Prosthetics and Orthotics: Replacement or augmentation of body parts with artificial limbs or other orthotic aids such as splints or braces. There are also prosthetics to assist with cognitive limitations or deficits, including audio tapes or pagers (that function as s or reminders).

Vehicle Modifications: Adaptive driving aids, hand controls, wheelchair and other lifts, modified vans, or other motor vehicles used for personal transportation.
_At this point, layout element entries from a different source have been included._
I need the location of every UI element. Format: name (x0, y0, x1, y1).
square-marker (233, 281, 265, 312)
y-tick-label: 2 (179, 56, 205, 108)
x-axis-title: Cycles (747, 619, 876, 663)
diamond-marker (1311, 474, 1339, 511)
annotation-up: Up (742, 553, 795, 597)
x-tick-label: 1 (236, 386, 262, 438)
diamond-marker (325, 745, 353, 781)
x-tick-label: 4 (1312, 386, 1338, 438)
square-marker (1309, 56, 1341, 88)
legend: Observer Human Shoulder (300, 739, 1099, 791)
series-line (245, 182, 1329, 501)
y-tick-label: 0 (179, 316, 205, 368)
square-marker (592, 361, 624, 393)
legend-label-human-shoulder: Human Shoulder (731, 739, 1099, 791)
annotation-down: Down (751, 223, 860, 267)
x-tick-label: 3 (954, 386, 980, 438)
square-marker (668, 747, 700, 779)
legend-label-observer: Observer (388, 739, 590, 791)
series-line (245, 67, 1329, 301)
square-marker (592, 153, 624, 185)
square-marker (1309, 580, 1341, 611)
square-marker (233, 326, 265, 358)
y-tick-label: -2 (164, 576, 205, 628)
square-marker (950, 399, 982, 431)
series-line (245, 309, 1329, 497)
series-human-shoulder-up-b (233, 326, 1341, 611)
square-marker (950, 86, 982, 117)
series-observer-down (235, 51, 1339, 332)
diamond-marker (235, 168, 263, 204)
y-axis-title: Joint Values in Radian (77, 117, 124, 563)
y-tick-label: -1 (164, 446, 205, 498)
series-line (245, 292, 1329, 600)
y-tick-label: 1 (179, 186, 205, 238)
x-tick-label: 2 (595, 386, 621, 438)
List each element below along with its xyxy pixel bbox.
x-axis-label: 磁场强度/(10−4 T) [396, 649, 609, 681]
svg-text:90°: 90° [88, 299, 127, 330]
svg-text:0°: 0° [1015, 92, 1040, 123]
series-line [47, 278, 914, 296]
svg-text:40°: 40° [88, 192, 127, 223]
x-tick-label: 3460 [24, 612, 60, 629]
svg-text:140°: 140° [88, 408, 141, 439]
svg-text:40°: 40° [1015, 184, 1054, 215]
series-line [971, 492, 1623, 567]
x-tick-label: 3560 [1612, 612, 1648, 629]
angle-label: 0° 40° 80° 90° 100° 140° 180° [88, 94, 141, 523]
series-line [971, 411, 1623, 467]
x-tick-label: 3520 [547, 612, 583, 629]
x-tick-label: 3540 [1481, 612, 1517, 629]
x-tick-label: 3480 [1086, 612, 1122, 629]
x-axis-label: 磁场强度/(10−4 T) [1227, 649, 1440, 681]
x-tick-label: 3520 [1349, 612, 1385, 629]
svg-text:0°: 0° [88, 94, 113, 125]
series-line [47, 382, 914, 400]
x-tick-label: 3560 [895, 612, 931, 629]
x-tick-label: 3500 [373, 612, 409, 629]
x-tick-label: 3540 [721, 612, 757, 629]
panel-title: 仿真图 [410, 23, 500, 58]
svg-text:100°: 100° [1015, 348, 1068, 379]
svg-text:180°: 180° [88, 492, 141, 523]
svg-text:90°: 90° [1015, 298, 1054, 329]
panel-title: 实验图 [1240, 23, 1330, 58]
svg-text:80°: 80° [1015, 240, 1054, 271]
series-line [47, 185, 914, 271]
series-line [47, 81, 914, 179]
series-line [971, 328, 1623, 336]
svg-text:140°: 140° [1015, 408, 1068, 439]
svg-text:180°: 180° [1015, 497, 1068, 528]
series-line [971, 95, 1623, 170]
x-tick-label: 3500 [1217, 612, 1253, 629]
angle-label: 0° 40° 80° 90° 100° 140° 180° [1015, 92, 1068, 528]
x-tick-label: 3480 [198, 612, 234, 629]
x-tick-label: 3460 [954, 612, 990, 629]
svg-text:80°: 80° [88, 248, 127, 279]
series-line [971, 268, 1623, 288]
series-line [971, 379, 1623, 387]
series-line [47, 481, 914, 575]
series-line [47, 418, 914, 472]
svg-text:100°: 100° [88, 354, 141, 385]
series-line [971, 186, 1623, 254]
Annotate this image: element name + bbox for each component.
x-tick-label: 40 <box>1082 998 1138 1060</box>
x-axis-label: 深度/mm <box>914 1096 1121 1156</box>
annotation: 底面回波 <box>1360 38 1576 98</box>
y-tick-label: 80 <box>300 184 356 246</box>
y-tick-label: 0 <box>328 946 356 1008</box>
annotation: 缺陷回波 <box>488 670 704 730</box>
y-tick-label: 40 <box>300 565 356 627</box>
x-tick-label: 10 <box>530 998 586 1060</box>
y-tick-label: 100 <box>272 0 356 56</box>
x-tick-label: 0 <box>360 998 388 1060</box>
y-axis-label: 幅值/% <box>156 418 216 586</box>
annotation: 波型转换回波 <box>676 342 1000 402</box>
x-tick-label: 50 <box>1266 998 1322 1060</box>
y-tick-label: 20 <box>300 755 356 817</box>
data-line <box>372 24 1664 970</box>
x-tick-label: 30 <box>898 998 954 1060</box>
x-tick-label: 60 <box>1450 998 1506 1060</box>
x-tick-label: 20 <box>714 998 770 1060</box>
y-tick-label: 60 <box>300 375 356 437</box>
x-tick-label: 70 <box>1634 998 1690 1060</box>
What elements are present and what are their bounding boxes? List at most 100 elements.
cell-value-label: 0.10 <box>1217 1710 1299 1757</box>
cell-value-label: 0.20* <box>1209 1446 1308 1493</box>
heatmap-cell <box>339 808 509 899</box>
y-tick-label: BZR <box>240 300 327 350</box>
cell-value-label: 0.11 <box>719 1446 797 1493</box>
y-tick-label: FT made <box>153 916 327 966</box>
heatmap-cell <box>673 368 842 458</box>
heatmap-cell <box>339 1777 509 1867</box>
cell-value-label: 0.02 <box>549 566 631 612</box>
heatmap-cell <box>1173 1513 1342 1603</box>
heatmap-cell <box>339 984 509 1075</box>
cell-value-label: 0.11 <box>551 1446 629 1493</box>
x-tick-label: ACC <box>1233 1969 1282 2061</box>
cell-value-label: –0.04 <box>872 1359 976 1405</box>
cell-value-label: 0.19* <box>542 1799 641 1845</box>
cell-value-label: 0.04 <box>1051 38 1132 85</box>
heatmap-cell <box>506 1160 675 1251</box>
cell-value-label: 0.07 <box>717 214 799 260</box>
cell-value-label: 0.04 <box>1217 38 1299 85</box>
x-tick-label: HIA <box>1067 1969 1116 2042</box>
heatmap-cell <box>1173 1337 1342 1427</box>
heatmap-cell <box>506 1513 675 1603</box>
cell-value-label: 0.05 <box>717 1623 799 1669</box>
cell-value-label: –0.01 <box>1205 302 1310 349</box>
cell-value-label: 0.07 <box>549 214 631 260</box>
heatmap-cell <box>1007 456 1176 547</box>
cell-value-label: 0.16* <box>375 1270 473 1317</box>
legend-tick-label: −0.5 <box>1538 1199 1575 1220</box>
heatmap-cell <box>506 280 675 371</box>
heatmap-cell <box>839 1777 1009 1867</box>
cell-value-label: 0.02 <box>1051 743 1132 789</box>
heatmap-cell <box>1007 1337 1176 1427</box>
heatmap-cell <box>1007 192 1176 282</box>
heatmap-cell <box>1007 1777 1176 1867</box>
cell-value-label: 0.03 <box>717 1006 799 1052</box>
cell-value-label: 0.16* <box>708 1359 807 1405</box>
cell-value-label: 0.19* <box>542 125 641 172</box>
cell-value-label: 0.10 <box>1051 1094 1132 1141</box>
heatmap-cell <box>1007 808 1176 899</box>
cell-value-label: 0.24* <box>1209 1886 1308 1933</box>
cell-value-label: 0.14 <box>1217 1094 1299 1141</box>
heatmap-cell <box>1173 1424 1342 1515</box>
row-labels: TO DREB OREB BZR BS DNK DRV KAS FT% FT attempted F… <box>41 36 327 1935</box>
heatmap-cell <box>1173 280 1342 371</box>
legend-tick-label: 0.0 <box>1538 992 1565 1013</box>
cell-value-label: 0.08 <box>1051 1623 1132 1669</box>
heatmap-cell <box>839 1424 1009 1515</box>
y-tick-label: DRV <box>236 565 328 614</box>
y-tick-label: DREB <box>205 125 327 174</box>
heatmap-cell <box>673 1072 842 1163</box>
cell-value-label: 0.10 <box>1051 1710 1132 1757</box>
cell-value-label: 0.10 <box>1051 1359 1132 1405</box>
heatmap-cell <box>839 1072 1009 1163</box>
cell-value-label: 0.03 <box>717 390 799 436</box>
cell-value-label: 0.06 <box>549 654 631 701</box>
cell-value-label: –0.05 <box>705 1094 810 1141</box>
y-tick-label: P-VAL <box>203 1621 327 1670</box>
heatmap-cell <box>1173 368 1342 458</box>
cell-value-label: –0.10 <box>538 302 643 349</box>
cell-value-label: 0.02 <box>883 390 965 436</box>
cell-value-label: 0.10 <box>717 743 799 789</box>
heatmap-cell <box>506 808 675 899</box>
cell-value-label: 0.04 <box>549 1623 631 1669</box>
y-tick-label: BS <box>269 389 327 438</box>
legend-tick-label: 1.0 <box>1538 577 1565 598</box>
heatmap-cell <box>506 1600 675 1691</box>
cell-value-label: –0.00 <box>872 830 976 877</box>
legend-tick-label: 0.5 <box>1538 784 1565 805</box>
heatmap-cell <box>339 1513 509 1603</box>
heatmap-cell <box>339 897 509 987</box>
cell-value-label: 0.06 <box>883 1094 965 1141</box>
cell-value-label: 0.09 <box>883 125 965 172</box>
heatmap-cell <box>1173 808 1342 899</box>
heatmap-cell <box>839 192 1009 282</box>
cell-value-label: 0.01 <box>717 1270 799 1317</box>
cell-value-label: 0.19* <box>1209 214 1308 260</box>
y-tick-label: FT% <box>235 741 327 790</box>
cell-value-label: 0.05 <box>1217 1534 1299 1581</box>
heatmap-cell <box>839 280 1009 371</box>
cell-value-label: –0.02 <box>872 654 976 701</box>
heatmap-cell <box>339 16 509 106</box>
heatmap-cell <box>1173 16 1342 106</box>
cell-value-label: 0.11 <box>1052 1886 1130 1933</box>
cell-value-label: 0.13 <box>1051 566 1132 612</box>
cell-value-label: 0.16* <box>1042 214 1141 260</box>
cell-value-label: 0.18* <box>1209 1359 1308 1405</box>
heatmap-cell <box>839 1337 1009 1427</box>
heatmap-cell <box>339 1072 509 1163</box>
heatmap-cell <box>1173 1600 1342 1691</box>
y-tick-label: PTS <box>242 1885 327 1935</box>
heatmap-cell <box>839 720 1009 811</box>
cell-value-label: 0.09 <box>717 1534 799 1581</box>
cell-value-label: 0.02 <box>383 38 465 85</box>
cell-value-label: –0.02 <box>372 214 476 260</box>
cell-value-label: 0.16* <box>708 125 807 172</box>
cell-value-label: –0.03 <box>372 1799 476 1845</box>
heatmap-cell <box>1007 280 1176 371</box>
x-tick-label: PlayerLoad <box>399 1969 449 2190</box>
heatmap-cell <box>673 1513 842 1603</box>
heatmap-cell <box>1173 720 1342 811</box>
Sensory aids for vision/hearing impaired: such as magnifiers, large print screens, hearing aids, visualing systems, Braille and speech/telecommunication output devices;

Computer Access Aids: Headsticks, light pointers, modified or alternate keyboards, switches activated by pressure, sound or voice, touch screens, special software, voice to text software that enable persons with disabilities to use a computer. This category includes speech recognition software.

Recreational aids to enable participation in social/cultural events and sports: Devices to enable participation in sports, social, cultural events which includes audio deign for movies, adaptive controls for video games etc

Environmental Controls: Electronic systems that help people control various appliances, switches for telephone, TV, or other appliances which are activated by pressure, eyebrows or breath.

The National Trust has already established a National Resource Centre for display of available assistive devices called ‘Sambhav’ at AADI (a registered organisation of the National Trust), New Delhi to demonstrate the possibility of independent or assisted living for persons with developmental disabilities through the use of aids & assistive devices and technologies.